According to its latest filed accounts for the year ended 31 December 2023, total sales fell 17.3% to £19.1m from £23.1m in 2022.
Pre-tax losses resulted at £919,000, down from a profit of £231,000 recorded the previous year.
Stated within its report, the group said: “Our team has navigated the turbulent waters of 2023 with resilience and strategic acumen. Our focus on the stringent control of costing and product sourcing allowed us to maintain our profit margin. Looking ahead, 2024 is a year of growth for us.
“Our agenda is clear; we have reduced stock and costs while maintaining our profit margins. We are aware of the difficulties that the first half of the year may present, but we are confident that with our robust strategies in place, the second half of the year will bring improved performance, a trend we expect to continue into 2025.

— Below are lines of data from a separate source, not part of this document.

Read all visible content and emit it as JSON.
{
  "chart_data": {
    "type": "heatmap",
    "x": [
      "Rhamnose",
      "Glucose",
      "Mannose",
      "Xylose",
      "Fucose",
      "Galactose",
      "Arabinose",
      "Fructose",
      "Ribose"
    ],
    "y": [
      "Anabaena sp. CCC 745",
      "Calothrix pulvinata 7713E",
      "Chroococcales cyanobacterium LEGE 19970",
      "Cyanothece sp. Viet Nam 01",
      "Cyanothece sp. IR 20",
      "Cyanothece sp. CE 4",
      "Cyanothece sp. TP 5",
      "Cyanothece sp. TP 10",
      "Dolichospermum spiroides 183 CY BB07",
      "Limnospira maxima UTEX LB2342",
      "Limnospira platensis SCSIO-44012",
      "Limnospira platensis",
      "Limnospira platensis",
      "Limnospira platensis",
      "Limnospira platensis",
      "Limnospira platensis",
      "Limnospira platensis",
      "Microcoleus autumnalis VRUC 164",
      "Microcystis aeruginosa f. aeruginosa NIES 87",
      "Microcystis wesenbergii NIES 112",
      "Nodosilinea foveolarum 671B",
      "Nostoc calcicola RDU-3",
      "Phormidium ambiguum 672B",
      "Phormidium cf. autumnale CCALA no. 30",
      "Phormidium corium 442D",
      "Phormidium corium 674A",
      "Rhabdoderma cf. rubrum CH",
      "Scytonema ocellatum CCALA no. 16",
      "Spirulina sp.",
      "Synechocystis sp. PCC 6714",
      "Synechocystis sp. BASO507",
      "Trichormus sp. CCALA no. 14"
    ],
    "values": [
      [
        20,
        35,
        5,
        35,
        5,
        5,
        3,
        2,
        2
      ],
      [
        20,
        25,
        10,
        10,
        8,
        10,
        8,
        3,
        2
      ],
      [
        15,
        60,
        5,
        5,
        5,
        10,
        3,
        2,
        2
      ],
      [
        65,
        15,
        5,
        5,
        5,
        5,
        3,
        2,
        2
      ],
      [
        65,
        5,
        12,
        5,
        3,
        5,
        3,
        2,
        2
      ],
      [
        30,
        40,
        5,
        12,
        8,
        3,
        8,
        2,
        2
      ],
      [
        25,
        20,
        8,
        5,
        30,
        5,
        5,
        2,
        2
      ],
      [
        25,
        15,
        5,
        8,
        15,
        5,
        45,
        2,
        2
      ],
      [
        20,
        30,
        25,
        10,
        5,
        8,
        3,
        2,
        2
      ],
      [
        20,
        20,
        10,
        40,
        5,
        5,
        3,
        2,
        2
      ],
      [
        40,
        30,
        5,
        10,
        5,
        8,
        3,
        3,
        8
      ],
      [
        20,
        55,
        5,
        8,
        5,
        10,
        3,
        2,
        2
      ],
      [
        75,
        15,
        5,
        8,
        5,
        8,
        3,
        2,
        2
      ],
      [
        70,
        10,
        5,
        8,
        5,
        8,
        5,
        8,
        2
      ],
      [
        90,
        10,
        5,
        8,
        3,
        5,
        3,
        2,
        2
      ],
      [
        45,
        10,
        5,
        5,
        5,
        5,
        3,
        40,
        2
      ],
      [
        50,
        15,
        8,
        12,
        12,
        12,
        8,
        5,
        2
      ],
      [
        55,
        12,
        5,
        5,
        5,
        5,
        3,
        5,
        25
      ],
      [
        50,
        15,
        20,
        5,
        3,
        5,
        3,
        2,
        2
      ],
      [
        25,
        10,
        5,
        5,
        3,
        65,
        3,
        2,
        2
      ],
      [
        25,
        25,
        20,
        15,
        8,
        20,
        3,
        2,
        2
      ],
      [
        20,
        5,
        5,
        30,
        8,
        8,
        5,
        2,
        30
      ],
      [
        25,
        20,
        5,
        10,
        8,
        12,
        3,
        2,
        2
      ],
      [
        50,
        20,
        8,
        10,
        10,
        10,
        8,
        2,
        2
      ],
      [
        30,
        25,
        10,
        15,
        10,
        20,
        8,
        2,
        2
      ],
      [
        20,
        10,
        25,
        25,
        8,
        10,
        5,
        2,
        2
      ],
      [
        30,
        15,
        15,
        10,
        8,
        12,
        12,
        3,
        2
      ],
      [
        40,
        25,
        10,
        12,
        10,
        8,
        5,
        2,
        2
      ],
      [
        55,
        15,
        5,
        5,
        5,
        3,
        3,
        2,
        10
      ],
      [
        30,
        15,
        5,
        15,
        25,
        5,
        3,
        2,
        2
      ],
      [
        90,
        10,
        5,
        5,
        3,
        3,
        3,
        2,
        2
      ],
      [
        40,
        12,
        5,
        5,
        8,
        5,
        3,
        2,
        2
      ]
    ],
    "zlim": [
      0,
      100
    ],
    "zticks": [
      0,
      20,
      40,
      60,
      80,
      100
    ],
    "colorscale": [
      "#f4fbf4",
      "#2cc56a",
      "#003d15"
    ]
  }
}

“In terms of external factors, it is important to note that the ongoing conflict in Ukraine and the subsequent sanctions on Russia have not directly affected our operations, as we do not have any business ties with these nations. However, we are mindful of how the potential inflationary pressures brought on by geopolitical events may affect us. We have also experienced delays in shipments due to the closure of the Suez Canal but have factored this into our expected shipment dates.
“Looking to the future, our strategic intent is to deepen our footprint in Europe. The market there presents a buoyant atmosphere, and we believe it is an opportunity we cannot afford to miss. Over the short to medium term, we plan to escalate our investment in the region.”